Wann, wo und weshalb werden Bäume in der Stadt Wiesbaden gefällt? Nicht immer ist das so ganz klar. Die Information der Bürger darüber, wann in der Nachbarschaft Grün verschwinden soll, lief bislang wenig transparent. Auf eine entsprechende Initiative der GRÜNEN Rathausfraktion hin kündigte Umweltdezernent Arno Goßmann (SPD) nun im zuständigen Ausschuss an, ein zentrales, koordiniertes Informationssystem einzurichten, das die Bürger über geplante Baumpflegemaßnahmen informiert – auch bei Bäumen, die nicht durch die städtische Baumschutzsatzung geschützt sind.
Zwar gibt es auf den Internetseiten der Stadt Wiesbaden bereits unter „Umwelt & Naturschutz“ einen entsprechenden Link, der auf die Initiative der früheren GRÜNEN Umweltdezernentin Rita Thies zurückgeht (www.wiesbaden.de/vv/medien/merk/67/111014__Massnahmenliste.pdf).
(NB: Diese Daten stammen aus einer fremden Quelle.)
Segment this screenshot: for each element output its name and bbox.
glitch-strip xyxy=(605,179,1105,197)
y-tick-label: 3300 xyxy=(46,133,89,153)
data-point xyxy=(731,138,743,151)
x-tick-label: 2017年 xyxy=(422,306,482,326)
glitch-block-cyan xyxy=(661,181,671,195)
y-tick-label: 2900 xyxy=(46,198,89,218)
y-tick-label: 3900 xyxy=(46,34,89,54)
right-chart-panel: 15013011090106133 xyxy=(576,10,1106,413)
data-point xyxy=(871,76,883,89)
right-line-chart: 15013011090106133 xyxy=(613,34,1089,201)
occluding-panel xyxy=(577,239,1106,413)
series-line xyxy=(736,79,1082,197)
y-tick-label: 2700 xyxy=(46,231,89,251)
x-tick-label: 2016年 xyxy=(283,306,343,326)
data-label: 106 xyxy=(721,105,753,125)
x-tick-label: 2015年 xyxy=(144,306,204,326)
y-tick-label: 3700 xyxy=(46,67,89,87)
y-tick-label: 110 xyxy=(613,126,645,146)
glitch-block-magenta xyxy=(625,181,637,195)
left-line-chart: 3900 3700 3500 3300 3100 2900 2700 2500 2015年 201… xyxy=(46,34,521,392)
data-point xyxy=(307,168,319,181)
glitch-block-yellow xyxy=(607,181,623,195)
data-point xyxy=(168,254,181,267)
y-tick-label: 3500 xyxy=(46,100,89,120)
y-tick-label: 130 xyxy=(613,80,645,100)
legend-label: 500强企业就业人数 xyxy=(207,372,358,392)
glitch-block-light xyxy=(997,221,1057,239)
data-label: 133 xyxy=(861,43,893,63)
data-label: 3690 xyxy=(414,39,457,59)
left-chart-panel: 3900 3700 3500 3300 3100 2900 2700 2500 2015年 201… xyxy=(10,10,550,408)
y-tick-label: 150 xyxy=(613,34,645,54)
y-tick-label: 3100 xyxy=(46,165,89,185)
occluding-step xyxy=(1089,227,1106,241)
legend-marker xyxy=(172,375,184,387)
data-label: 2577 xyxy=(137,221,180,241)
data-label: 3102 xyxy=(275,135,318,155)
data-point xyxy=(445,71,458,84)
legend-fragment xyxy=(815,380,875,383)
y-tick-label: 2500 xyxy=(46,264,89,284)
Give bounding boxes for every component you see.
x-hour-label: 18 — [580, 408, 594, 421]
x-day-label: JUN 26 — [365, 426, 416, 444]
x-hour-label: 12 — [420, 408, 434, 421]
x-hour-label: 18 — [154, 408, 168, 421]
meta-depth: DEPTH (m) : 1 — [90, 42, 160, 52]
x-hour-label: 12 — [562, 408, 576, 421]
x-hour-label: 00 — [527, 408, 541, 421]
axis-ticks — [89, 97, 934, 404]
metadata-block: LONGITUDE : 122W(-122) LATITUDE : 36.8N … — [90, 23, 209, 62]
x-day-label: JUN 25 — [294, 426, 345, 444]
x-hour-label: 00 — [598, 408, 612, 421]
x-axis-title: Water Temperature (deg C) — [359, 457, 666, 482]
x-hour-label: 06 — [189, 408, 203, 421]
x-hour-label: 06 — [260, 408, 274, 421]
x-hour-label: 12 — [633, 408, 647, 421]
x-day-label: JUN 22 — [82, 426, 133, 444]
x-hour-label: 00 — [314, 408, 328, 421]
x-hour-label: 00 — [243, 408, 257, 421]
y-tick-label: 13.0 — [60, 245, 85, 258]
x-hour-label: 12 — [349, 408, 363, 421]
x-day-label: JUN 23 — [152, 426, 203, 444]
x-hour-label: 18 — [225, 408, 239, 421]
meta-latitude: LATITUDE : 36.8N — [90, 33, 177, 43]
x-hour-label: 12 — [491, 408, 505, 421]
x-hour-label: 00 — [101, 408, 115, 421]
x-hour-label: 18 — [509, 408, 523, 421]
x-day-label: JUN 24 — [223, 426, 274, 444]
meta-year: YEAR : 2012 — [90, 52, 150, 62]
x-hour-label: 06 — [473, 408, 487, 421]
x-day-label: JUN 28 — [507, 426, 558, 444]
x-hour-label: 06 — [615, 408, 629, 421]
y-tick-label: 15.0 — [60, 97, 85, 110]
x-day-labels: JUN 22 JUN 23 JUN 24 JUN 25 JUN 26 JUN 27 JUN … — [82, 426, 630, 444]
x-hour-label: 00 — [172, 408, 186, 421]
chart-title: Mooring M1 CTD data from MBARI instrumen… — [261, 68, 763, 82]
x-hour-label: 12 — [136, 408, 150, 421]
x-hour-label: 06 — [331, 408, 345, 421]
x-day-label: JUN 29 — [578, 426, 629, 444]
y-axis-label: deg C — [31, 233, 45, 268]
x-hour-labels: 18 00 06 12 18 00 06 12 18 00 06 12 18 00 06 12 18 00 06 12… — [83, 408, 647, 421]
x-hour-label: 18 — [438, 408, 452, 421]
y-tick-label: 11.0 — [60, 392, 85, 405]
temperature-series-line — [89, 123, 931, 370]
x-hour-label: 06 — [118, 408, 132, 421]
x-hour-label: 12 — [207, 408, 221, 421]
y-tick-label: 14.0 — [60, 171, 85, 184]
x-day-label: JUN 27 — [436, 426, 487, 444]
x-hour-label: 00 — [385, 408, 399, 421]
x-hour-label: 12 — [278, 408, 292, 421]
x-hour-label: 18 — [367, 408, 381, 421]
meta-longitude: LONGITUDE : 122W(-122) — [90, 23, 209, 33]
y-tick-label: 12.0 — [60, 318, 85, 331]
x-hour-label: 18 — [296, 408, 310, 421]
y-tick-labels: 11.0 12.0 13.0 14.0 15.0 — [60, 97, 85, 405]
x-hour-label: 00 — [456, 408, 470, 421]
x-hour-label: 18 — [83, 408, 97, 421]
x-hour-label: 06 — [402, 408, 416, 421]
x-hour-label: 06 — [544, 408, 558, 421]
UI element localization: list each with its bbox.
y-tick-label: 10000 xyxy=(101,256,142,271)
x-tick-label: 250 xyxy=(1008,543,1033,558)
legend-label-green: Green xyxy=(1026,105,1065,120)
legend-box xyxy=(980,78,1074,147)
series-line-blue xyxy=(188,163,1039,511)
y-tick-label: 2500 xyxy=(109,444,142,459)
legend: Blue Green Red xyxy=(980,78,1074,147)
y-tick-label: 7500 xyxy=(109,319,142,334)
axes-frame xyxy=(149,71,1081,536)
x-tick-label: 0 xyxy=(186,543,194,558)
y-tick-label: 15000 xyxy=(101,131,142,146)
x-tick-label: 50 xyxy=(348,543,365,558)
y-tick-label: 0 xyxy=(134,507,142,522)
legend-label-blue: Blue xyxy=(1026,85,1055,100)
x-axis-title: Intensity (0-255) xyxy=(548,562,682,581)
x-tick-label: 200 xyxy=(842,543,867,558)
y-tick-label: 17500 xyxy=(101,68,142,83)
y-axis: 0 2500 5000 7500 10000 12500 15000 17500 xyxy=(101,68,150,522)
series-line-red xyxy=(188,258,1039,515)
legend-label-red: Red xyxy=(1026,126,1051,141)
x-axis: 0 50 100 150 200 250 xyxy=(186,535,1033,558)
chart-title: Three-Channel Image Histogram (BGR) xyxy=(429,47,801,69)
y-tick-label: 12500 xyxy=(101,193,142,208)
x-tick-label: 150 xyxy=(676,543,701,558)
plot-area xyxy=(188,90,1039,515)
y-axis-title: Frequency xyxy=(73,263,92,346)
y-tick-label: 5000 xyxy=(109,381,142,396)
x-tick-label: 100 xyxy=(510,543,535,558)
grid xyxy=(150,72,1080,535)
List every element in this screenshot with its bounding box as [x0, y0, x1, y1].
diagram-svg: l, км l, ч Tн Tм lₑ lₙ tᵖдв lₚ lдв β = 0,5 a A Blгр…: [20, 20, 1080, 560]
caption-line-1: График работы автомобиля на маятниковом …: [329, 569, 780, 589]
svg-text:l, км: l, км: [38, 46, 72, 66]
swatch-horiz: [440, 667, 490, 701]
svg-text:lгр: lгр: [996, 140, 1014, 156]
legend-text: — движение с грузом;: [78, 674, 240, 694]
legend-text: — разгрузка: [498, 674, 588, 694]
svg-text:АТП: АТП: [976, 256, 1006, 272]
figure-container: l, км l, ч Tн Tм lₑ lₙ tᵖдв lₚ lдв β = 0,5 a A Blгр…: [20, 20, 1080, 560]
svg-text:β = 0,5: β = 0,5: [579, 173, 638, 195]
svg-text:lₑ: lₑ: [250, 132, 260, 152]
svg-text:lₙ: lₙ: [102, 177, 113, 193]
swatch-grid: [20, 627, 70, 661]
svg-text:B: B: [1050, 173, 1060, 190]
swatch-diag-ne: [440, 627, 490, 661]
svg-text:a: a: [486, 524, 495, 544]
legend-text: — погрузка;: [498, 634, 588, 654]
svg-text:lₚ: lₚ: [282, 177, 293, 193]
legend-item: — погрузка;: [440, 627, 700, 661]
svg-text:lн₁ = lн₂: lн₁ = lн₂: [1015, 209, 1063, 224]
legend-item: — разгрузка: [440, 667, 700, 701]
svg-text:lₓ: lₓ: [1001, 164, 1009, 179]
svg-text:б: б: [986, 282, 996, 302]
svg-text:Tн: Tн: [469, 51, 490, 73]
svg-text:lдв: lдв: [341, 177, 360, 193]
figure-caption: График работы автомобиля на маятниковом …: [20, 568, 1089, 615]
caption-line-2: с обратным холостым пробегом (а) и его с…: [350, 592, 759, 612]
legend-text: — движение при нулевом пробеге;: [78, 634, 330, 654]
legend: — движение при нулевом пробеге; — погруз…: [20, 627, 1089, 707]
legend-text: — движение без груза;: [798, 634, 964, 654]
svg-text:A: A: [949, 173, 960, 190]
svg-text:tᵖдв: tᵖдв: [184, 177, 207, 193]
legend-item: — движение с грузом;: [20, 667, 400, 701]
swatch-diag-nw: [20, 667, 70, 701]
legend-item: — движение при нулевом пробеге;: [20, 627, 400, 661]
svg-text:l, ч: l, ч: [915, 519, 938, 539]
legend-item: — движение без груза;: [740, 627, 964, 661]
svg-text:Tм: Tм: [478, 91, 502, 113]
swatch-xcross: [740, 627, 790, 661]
Die Diskussion im Umweltausschuss zeigte jedoch, dass überschaubare Strukturen geschaffen werden müssen. „Es ist zum Beispiel für Bürger nur schwer zu durchblicken, an wen sie sich wenden müssen. Immer wieder kommt es vor, dass sie bei Anfragen durch den ‚Behördendschungel‘ geleitet werden“, sagt die umweltpolitische Sprecherin der GRÜNEN, Barbara Düe. Es kann beispielsweise vorkommen, dass sowohl das Schulamt als auch das Grünflächenamt zuständig sind, weil es sich um einen Baum auf einem Schulgelände handelt. „Es braucht eine zentrale Stelle, an die sich die Bürger wenden können.“
Die Diskussion im Ausschuss hat zudem gezeigt, dass es für die zuständigen Ämter keine klaren, transparenten Richtlinien gibt. Zum Beispiel gibt es unterschiedliche Vorgaben, ab welchem Umfang von Baumpflegemaßnahmen oder Fällarbeiten die betreffenden Ortsbeiräte bzw. die Medien informiert werden müssen.